Araç sürücüsü murisin, ister kendi kusuru ister bir başkasının kusuru ile olsun salt ölmüş olması, destekten yoksun kalanlar üzerinde doğrudan zarar doğurup; bu zarar Kanunen teminat dışı bırakılmamış olmakla, davacıların hakkına, desteklerinin kusurunun olması etkili bir unsur olarak kabul edilemez ve destekten yoksunluk zararından kaynaklanan hakkın davalıdan talep edilmesi olanaklıdır.
Davacının uğradığı zarara bağlı olarak talep ettiği hak, salt miras yoluyla geçen bir hak olmayıp, bilimsel ve yargısal içtihatlarda kabul edildiği üzere destekten yoksun kalanın şahsında doğrudan doğruya doğan, asli ve bağımsız bir talep hakkıdır.

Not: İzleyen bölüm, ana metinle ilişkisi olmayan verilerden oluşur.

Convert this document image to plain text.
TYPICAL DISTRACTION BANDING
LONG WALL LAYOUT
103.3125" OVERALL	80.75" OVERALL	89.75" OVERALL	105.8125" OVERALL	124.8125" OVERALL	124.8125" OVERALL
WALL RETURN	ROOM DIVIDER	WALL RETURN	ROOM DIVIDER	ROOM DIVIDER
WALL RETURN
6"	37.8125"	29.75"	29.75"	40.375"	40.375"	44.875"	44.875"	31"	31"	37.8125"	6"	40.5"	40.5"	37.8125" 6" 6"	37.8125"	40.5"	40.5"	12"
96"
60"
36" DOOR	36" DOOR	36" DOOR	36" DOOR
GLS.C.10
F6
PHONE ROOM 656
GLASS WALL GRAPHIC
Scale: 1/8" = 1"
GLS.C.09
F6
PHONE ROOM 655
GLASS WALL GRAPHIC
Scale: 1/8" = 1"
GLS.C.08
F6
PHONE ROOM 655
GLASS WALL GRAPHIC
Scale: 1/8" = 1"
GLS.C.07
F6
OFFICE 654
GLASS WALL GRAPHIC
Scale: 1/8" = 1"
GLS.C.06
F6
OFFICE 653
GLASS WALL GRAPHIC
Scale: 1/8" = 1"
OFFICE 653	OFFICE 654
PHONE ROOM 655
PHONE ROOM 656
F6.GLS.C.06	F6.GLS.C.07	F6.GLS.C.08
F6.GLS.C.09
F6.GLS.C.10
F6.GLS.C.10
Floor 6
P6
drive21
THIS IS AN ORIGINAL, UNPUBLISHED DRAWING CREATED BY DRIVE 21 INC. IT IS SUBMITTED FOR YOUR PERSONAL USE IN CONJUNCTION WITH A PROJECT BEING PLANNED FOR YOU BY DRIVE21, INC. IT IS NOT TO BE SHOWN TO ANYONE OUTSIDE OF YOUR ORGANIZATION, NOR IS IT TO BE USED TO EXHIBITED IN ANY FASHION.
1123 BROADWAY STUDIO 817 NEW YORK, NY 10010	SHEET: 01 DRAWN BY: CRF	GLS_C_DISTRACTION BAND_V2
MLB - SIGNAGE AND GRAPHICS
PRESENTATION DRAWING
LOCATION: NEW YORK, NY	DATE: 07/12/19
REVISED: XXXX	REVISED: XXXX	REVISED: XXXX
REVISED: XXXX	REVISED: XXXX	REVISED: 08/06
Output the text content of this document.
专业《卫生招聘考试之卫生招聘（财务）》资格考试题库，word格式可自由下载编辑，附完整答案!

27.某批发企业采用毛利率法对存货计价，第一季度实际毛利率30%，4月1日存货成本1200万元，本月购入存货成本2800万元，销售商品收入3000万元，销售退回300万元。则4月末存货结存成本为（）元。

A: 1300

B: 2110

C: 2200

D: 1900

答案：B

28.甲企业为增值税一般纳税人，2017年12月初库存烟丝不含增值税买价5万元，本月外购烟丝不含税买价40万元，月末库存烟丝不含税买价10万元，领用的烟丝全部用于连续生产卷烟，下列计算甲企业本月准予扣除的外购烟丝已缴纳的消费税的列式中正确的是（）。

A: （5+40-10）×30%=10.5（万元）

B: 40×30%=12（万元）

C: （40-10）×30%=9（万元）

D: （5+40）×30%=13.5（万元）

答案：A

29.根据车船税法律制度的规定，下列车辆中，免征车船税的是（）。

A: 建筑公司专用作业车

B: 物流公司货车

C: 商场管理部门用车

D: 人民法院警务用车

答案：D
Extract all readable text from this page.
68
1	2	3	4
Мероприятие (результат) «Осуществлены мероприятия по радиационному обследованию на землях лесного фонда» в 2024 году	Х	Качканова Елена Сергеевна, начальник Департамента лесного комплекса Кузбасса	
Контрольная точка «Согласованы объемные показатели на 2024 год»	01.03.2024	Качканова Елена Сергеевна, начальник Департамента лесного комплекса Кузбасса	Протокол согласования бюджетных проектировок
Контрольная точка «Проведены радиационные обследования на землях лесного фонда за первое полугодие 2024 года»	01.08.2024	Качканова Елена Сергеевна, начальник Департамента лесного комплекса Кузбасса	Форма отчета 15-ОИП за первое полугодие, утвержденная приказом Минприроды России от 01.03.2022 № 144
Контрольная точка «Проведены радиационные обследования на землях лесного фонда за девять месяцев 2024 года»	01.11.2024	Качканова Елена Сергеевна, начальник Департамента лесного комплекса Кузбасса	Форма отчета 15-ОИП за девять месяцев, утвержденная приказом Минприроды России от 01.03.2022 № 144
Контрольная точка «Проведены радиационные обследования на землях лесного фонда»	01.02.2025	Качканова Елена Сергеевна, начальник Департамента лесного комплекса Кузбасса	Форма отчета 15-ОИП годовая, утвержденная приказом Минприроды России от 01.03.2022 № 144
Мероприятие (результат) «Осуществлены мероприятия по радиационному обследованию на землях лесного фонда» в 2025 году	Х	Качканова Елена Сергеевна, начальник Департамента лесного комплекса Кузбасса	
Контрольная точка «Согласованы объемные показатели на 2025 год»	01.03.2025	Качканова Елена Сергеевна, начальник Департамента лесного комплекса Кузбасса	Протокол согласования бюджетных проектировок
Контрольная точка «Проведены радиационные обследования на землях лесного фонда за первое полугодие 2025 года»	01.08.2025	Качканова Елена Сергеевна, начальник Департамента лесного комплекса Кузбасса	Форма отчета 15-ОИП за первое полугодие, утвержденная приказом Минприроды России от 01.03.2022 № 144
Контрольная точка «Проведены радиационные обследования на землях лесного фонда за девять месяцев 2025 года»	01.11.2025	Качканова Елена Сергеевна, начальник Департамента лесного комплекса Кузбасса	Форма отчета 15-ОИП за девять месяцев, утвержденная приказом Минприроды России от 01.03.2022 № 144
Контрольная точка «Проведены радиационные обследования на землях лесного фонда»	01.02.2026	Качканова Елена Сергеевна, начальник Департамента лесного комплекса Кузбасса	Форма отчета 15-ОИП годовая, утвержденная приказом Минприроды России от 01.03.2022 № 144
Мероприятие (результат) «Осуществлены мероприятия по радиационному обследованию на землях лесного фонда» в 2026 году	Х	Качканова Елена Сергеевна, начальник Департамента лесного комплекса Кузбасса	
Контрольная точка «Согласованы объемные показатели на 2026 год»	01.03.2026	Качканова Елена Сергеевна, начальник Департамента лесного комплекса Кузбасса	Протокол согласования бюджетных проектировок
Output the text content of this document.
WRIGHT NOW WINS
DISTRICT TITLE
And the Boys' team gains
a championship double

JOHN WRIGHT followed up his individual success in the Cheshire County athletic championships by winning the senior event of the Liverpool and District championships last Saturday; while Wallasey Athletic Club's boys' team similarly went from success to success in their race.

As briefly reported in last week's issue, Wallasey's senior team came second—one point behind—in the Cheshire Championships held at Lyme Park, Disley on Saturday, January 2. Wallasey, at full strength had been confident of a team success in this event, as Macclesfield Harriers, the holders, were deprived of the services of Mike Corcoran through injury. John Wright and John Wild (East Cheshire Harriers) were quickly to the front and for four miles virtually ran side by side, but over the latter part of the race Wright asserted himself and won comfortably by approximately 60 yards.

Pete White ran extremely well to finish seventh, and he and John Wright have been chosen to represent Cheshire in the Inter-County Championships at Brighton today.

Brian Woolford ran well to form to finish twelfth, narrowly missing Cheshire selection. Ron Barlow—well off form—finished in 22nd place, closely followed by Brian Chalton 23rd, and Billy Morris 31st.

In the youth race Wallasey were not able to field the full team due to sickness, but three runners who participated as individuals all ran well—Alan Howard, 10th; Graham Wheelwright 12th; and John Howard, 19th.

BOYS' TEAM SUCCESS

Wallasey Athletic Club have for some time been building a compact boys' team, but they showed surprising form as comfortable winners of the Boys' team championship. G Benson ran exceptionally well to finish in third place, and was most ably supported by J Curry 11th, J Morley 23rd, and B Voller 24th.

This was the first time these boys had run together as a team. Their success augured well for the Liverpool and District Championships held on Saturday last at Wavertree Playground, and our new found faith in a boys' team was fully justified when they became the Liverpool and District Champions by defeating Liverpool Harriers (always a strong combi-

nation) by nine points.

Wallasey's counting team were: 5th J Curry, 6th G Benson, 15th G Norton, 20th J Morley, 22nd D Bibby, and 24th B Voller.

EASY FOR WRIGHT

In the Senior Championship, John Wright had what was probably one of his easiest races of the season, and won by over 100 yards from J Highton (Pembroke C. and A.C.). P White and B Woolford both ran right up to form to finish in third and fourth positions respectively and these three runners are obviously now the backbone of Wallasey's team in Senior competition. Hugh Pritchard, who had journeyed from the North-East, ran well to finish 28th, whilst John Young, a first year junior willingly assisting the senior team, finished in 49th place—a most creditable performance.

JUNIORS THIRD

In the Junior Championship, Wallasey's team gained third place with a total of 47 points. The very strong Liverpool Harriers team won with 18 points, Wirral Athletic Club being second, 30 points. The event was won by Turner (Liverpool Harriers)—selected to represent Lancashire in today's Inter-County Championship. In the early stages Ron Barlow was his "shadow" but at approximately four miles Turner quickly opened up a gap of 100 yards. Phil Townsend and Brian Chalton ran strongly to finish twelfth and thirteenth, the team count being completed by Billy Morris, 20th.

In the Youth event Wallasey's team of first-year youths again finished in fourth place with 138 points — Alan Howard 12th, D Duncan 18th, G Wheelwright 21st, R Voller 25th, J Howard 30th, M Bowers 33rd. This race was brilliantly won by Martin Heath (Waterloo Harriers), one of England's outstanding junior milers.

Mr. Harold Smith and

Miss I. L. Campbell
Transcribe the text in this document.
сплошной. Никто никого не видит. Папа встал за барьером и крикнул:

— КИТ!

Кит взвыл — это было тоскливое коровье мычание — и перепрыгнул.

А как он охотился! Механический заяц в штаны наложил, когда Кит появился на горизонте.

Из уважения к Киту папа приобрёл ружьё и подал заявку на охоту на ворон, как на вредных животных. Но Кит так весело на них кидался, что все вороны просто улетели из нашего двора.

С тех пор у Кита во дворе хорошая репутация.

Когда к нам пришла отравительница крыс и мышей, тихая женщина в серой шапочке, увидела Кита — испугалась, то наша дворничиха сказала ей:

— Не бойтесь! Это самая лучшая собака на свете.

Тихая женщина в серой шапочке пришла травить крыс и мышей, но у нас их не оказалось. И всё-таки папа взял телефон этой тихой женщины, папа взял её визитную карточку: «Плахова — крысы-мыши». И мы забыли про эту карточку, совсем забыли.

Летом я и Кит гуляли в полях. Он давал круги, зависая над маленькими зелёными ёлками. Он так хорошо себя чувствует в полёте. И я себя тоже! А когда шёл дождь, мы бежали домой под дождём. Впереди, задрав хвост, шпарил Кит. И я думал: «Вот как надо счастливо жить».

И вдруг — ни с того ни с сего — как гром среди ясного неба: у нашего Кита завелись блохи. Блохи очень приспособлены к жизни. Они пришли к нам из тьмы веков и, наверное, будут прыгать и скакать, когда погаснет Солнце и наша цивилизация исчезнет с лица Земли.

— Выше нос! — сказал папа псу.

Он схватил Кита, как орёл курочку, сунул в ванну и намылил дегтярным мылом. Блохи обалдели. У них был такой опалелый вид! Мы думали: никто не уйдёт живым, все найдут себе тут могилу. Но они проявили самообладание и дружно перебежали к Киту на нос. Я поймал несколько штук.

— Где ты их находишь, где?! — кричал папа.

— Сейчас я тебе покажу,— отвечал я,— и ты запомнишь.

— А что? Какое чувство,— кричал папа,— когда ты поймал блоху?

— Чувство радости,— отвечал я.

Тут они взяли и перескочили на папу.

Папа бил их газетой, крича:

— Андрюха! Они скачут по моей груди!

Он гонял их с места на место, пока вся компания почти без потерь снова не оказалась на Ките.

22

Davacıların ölenin salt mirasçısı sıfatıyla değil, destekten yoksun kalan üçüncü kişi sıfatıyla dava açtığı, ölüm nedeniyle doğrudan davacılar üzerinde doğan destekten yoksunluk zararının oluşumundaki kusurun davacıya yansıtılamayacağı, dolayısıyla araç sürücüsünün veya işletenin tam kusurlu olmaları halinde, desteğinden yoksun kalan davacıları etkilemeyeceğine, 2918 sayılı Karayolları Trafik Kanunu’na göre işleten veya sürücü tam kusurlu olsalar bile, destekten yoksun kalan davacıların da zarar gören üçüncü kişi konumunda bulunduğundan, davalının sorumlu olacağına karar vermek gerekir. (HGK’nun 15.6.2011 gün ve 2011/17-142 esas-411 karar sayılı, HGK’nun 22.2.2012 gün 2011/17-787 esas 2012/92 karar sayılı, HGK’nun 16.01.2013 gün ve 2012/17-1491 esas ve 2013/74 karar sayılı ilamları uyarınca) , Bu durumda Mahkemece davacıların destekten yoksun kalma zararlarının teminatı kapsamında kaldığı gözetilerek işin esasına girilip sonucuna göre karar verilmesi gerekirken yanılgılı değerlendirme ile yazılı şekilde hüküm kurulması doğru görülmemiştir.
SONUÇ:Yukarıda açıklanan nedenlerle davacılar vekilinin temyiz itirazlarının kabulü ile hükmün BOZULMASINA” karar verilmiş, mahkememizce usul ve yasaya uygun Yargıtay bozma ilamına uyulmuş, davacı vekilinin bilirkişi raporuna karşı itirazlarının cevaplandırılması açısından bilirkişiden ek rapor alınması cihetine gidilmiş, bu yönden sunulan 18/09/2018 havale tarihli bilirkişi raporu incelenip denetlenmiş, dosya kapsamına, toplanan delillere uygun olduğu, denetime ve hüküm kurmaya elverişli olduğu saptanarak, mahkememizce de benimsenmiştir.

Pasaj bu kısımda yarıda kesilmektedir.